Michal Sikyta, Photo: © privatMichal receives a small expense allowance for his work, and works on the side in various student jobs to earn his livelihood. It spurs him on to see that he can contribute to improving the circumstances of refugees. Even if, as a Czech, committing himself to help refugees in Austria seemed initially “odd”.

Michal, who was born in Prague, moved to Vienna in 2010 to do a B.S. in political science. Currently he works mainly for the project while studying for his master’s degree in political science. The positive feedback in Austria about the initiative surprised him, especially by comparison with the Czech Republic. “If I started such a project in Prague, I’m sure I would be vehemently criticized by the society”, he says.
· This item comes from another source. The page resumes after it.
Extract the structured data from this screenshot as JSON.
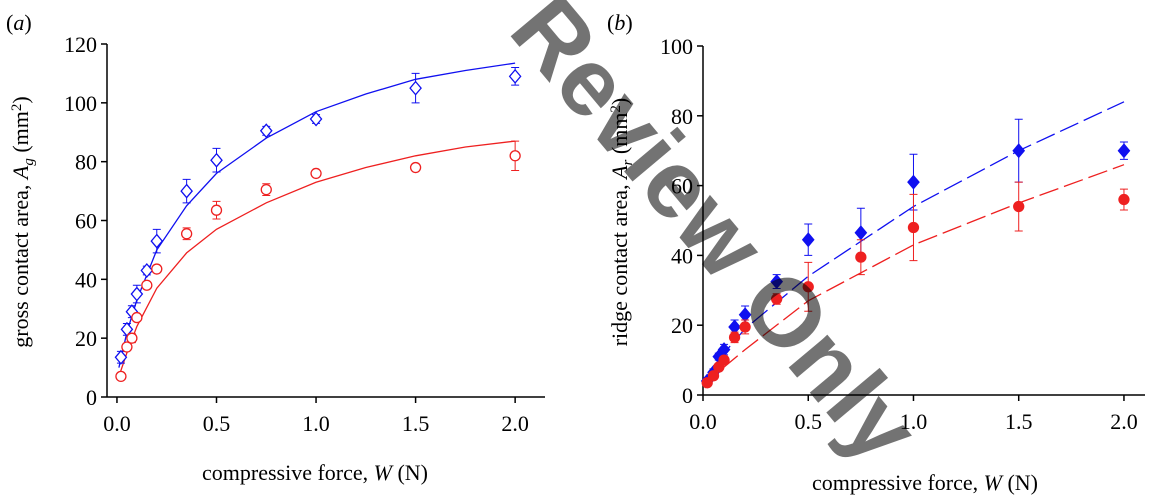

The openness of Austrian society, especially the willingness of people to volunteer many hours to helping refugees or to donate money, is another reason for him to continue working in the project. In Austria too there are hate postings, negative moods, given voice to even by politicians, but they are few by comparison with the Czech Republic. Michal finds clear words for his country’s treatment of refugees: “In the Czech society I miss tolerance, the willingness to help others and the solidarity with displaced persons”. But also in Austria there is still room for improvement.